Dnajc19, a member of the DNAJ heat shock protein (Hsp40) family, is localized within the inner mitochondrial membrane. It plays a crucial role in regulating the function and localization of mitochondrial Hsp70 (MtHsp70) and is involved in mitochondrial protein import machinery [4,5]. It also forms a complex with prohibitins to regulate cardiolipin remodeling, which is essential for mitochondrial morphogenesis [3].

Mutations in DNAJC19 cause Dilated Cardiomyopathy with Ataxia Syndrome (DCMA). In human iPSC-derived cardiomyocytes with DNAJC19 mutations, there are altered mitochondrial structure, increased mitochondrial respiration, abnormal cristae formation, and mitochondrial dysfunction [2]. In NSCLC, high expression of DNAJC19 promotes cell growth and lung metastasis by regulating the PI3K/AKT signaling pathway, and knockdown of DNAJC19 inhibits these processes [1].

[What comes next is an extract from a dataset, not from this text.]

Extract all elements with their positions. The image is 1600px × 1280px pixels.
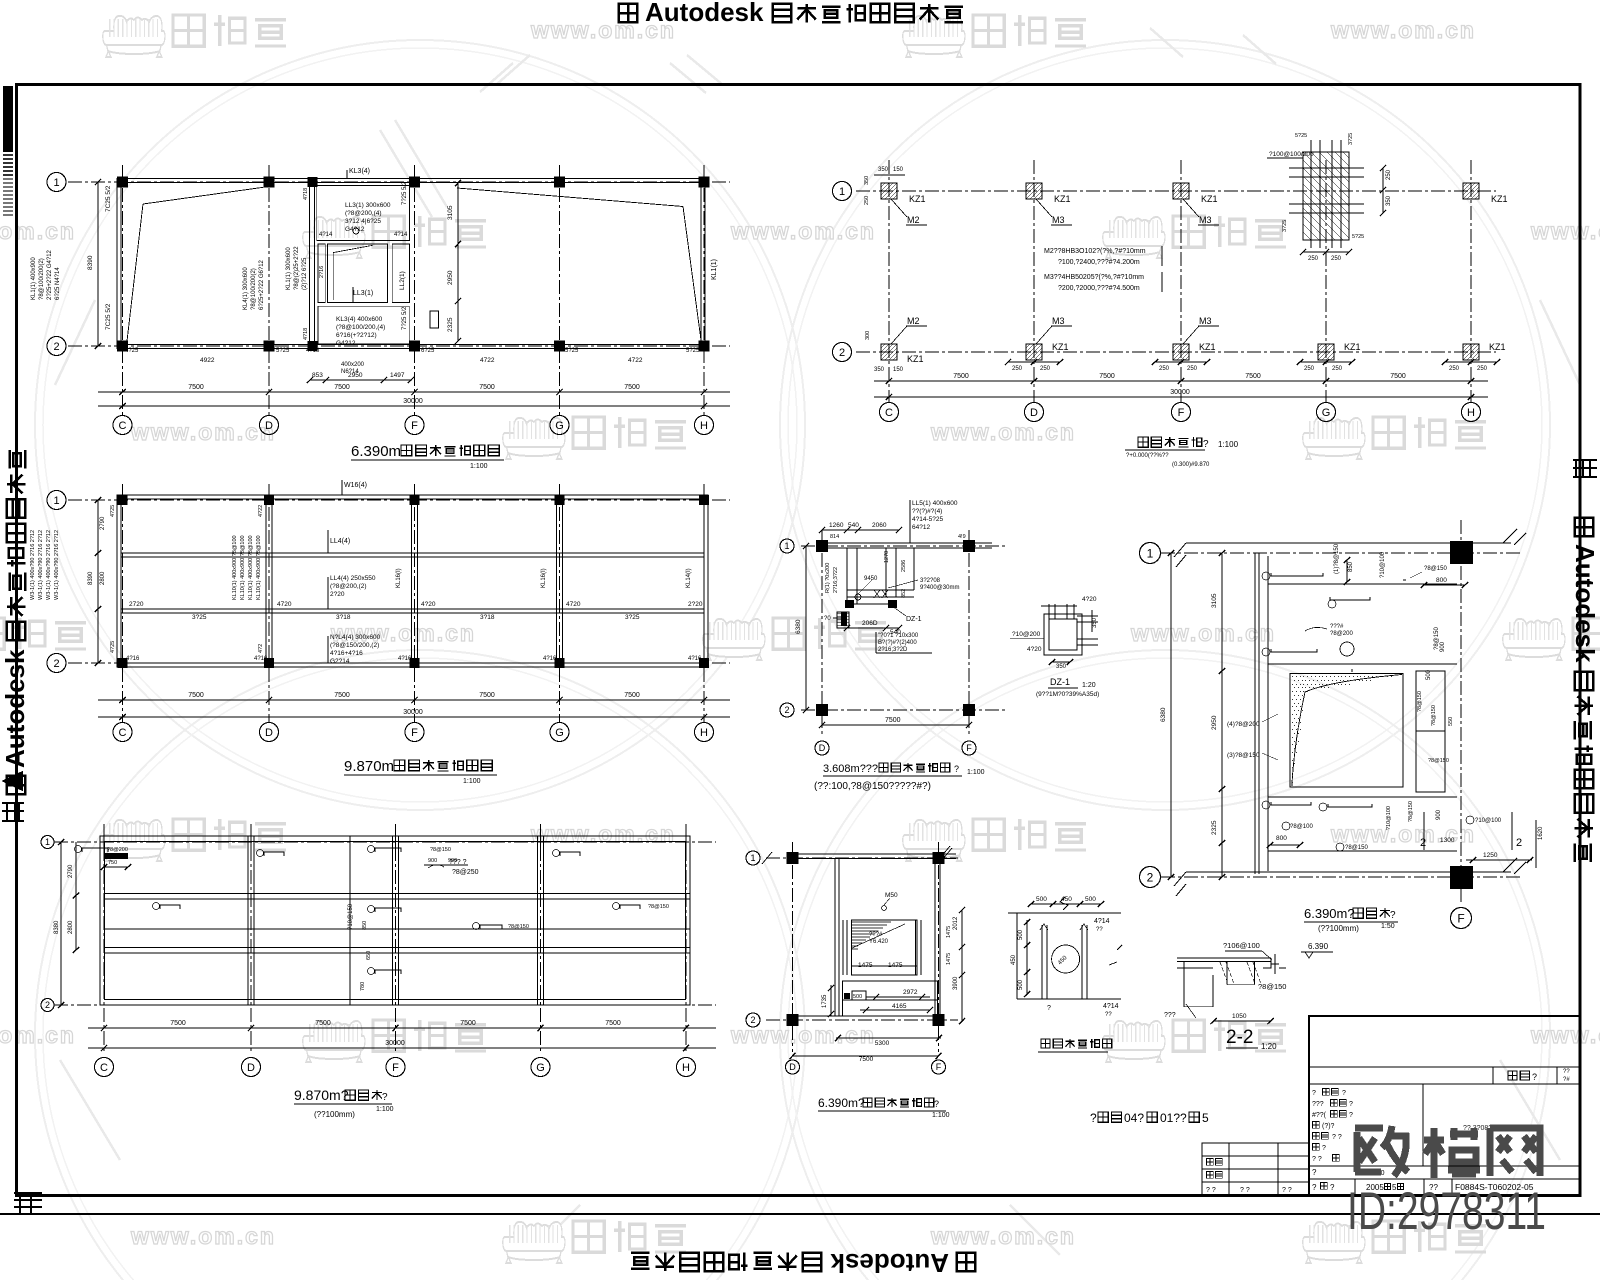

In conclusion, DNAJC19 is essential for mitochondrial function, morphogenesis, and biogenesis. Studies on DNAJC19, especially through gene-edited models like KO human embryonic stem cells [5], have provided insights into the pathogenesis of DCMA-related cardiomyopathy and revealed its potential as a therapeutic target in NSCLC.